Gorman became so proficient at it that he can now narrow his Googlewhacking down to a mere three or four hits per entries.

“I’m pretty good at them,” he boasted. “Can do it in around 20 minutes. When you can get it down to just one hit, it’s beautiful!”

What amazes Gorman is the role coincidence plays in all this.

“I struck up an e-mail friendship with another Googlewhacker in Birmingham. He came to London for a weekend, and ended up at my computer looking for other Googlewhackers,” he said. “One he found led to a Web site run by a friend of mine in the South of France, a Dave Gorman I met four years ago when traveling around the world.

“Just too weird. It becomes one of the turning points in the show, one of those moments when you can feel the audience being drawn into the story. What makes the show work is drawing all these strands together, so everything I tell you in the first half-hour comes along in the second half and bites you in the ass.”

Ever finish that novel, David?

“No, I didn’t. Only my mum calls me David––when I’m naughty.”

Gorman’s book was to be a novel about a man who, in his head, could see a primary color that no one else could see.

“No one’s going to trust me to write it again,” the novelist interruptus said. “If I do write one, I’ll do it in secret. I actually did have a breakdown. Then I got into Googlewhacking, and I thought, maybe if I tell Random House what I’m doing instead, they’ll want me to write a book about it.

“By then I had basically spent the whole of the advance and hadn’t written a word.”

May one ask: How much advance?

“I’m too English to tell you. Ninety thousand miles of travel—that much. So I went to my [London] editor at Random House. Told him the story, said maybe I could write this book instead, and he said: ‘Unequivocally no––and by the way, you owe us….’”

His alternative book idea eventually did become a book, with the same title as his new show, published by Overlook Press.

Dave Gorman, David to his mum, was born March 2. 1971, in Stafford, England, a town in the West Midlands “north of Birmingham, south of Manchester, middle of nowhere.”

His mum is retired schoolteacher Fay Collins, his dad a retired design engineer named Derek Gorman. Googlewhacker Gorman has three brothers, one of them his twin.

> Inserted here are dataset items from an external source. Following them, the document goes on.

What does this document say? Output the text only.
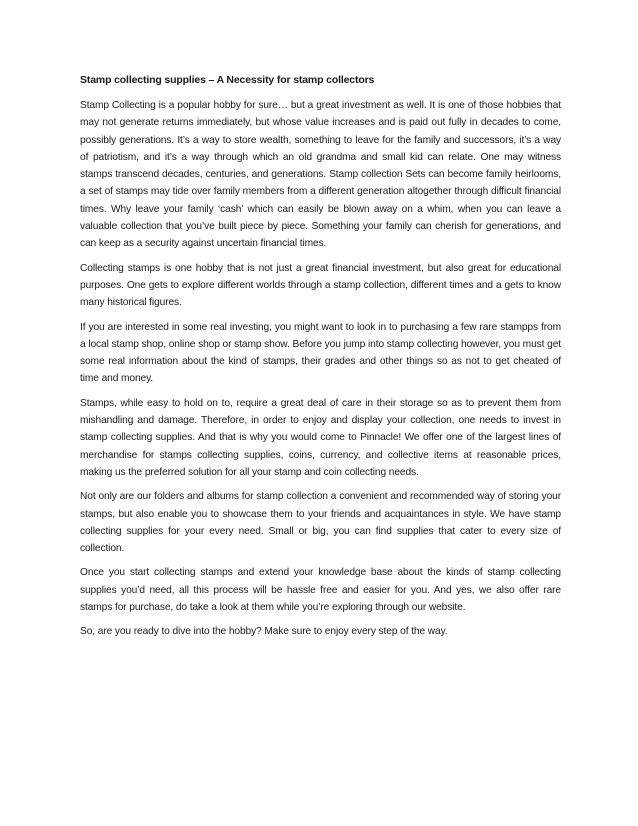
Stamp collecting supplies – A Necessity for stamp collectors

Stamp Collecting is a popular hobby for sure… but a great investment as well. It is one of those hobbies that may not generate returns immediately, but whose value increases and is paid out fully in decades to come, possibly generations. It’s a way to store wealth, something to leave for the family and successors, it’s a way of patriotism, and it’s a way through which an old grandma and small kid can relate. One may witness stamps transcend decades, centuries, and generations. Stamp collection Sets can become family heirlooms, a set of stamps may tide over family members from a different generation altogether through difficult financial times. Why leave your family ‘cash’ which can easily be blown away on a whim, when you can leave a valuable collection that you’ve built piece by piece. Something your family can cherish for generations, and can keep as a security against uncertain financial times.

Collecting stamps is one hobby that is not just a great financial investment, but also great for educational purposes. One gets to explore different worlds through a stamp collection, different times and a gets to know many historical figures.

If you are interested in some real investing, you might want to look in to purchasing a few rare stampps from a local stamp shop, online shop or stamp show. Before you jump into stamp collecting however, you must get some real information about the kind of stamps, their grades and other things so as not to get cheated of time and money.

Stamps, while easy to hold on to, require a great deal of care in their storage so as to prevent them from mishandling and damage. Therefore, in order to enjoy and display your collection, one needs to invest in stamp collecting supplies. And that is why you would come to Pinnacle! We offer one of the largest lines of merchandise for stamps collecting supplies, coins, currency, and collective items at reasonable prices, making us the preferred solution for all your stamp and coin collecting needs.

Not only are our folders and albums for stamp collection a convenient and recommended way of storing your stamps, but also enable you to showcase them to your friends and acquaintances in style. We have stamp collecting supplies for your every need. Small or big, you can find supplies that cater to every size of collection.

Once you start collecting stamps and extend your knowledge base about the kinds of stamp collecting supplies you’d need, all this process will be hassle free and easier for you. And yes, we also offer rare stamps for purchase, do take a look at them while you’re exploring through our website.

So, are you ready to dive into the hobby? Make sure to enjoy every step of the way.
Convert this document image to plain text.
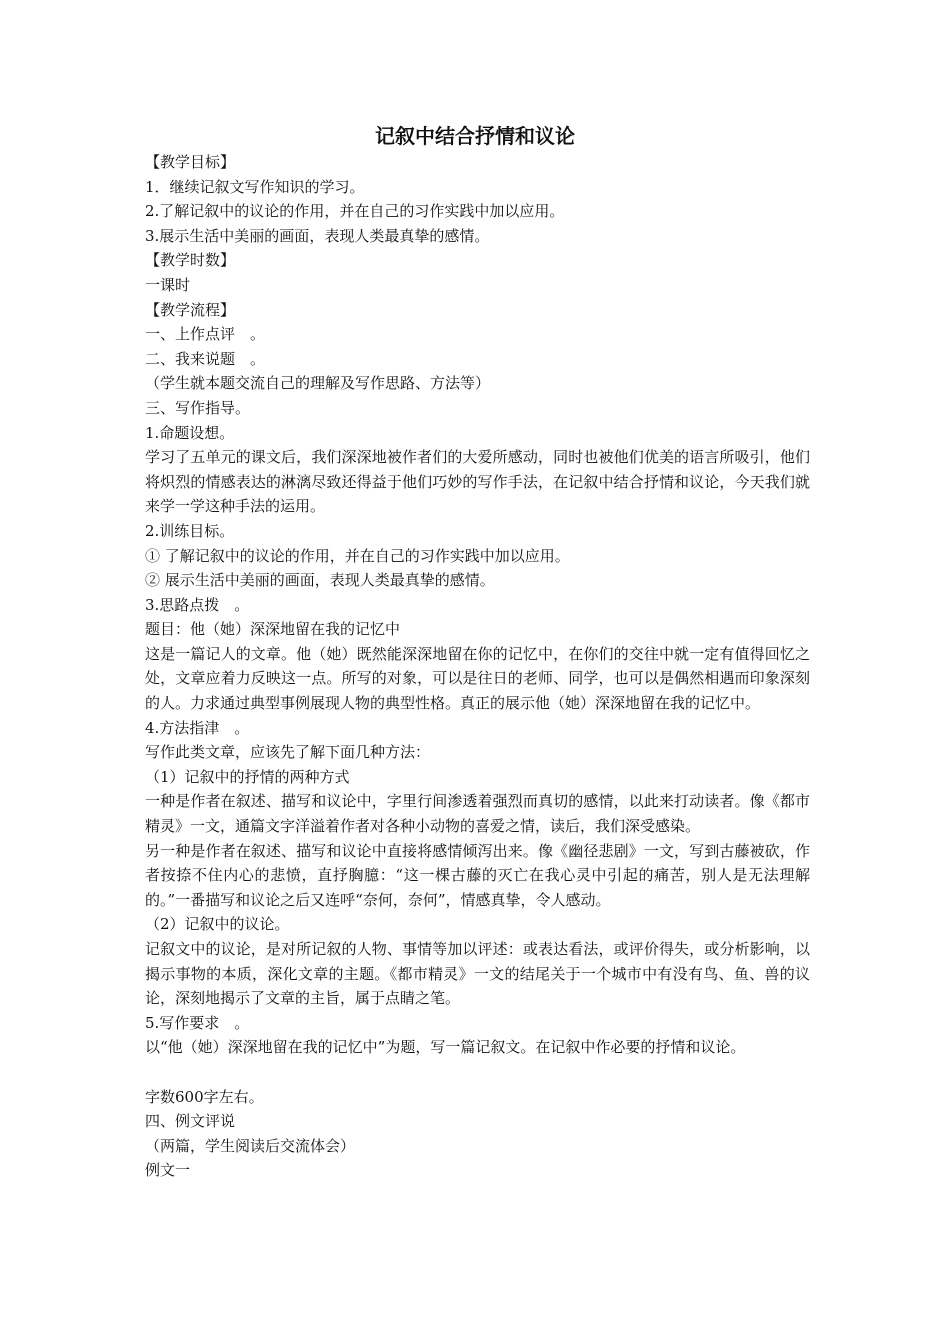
记叙中结合抒情和议论

【教学目标】

1．继续记叙文写作知识的学习。

2.了解记叙中的议论的作用，并在自己的习作实践中加以应用。

3.展示生活中美丽的画面，表现人类最真挚的感情。

【教学时数】

一课时

【教学流程】

一、上作点评　。

二、我来说题　。

（学生就本题交流自己的理解及写作思路、方法等）

三、写作指导。

1.命题设想。

学习了五单元的课文后，我们深深地被作者们的大爱所感动，同时也被他们优美的语言所吸引，他们将炽烈的情感表达的淋漓尽致还得益于他们巧妙的写作手法，在记叙中结合抒情和议论，今天我们就来学一学这种手法的运用。

2.训练目标。

① 了解记叙中的议论的作用，并在自己的习作实践中加以应用。

② 展示生活中美丽的画面，表现人类最真挚的感情。

3.思路点拨　。

题目：他（她）深深地留在我的记忆中

这是一篇记人的文章。他（她）既然能深深地留在你的记忆中，在你们的交往中就一定有值得回忆之处，文章应着力反映这一点。所写的对象，可以是往日的老师、同学，也可以是偶然相遇而印象深刻的人。力求通过典型事例展现人物的典型性格。真正的展示他（她）深深地留在我的记忆中。

4.方法指津　。

写作此类文章，应该先了解下面几种方法：

（1）记叙中的抒情的两种方式

一种是作者在叙述、描写和议论中，字里行间渗透着强烈而真切的感情，以此来打动读者。像《都市精灵》一文，通篇文字洋溢着作者对各种小动物的喜爱之情，读后，我们深受感染。

另一种是作者在叙述、描写和议论中直接将感情倾泻出来。像《幽径悲剧》一文，写到古藤被砍，作者按捺不住内心的悲愤，直抒胸臆：“这一棵古藤的灭亡在我心灵中引起的痛苦，别人是无法理解的。”一番描写和议论之后又连呼“奈何，奈何”，情感真挚，令人感动。

（2）记叙中的议论。

记叙文中的议论，是对所记叙的人物、事情等加以评述：或表达看法，或评价得失，或分析影响，以揭示事物的本质，深化文章的主题。《都市精灵》一文的结尾关于一个城市中有没有鸟、鱼、兽的议论，深刻地揭示了文章的主旨，属于点睛之笔。

5.写作要求　。

以“他（她）深深地留在我的记忆中”为题，写一篇记叙文。在记叙中作必要的抒情和议论。

字数600字左右。

四、例文评说

（两篇，学生阅读后交流体会）

例文一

“Every one of them, strangely, went into the military––two to the Navy, one to the Army. I’m the one who reads books, went to the university [two years at Manchester], and am the black sheep of the family.”

He started doing stand-up comedy at 19, progressed to what he calls “concept shows” seven years ago. No, no domestic connections.

“Constant traveling is not conducive to happy families,” he conceded. “This show has killed two relationships.”

Behind him on stage at the Village Theater is a large screen conveying all sorts of magical things that happen on the computer screen as you Googlewhack, or he does. Gorman did all the techno stuff himself using Power Point. Then “someone who knows more than I do” hooked it up to a screen.

“This show is all his fault,” the distractible funny man said.

Let’s see: “show”… “fault”… Googlewhack! Sixteen million hits.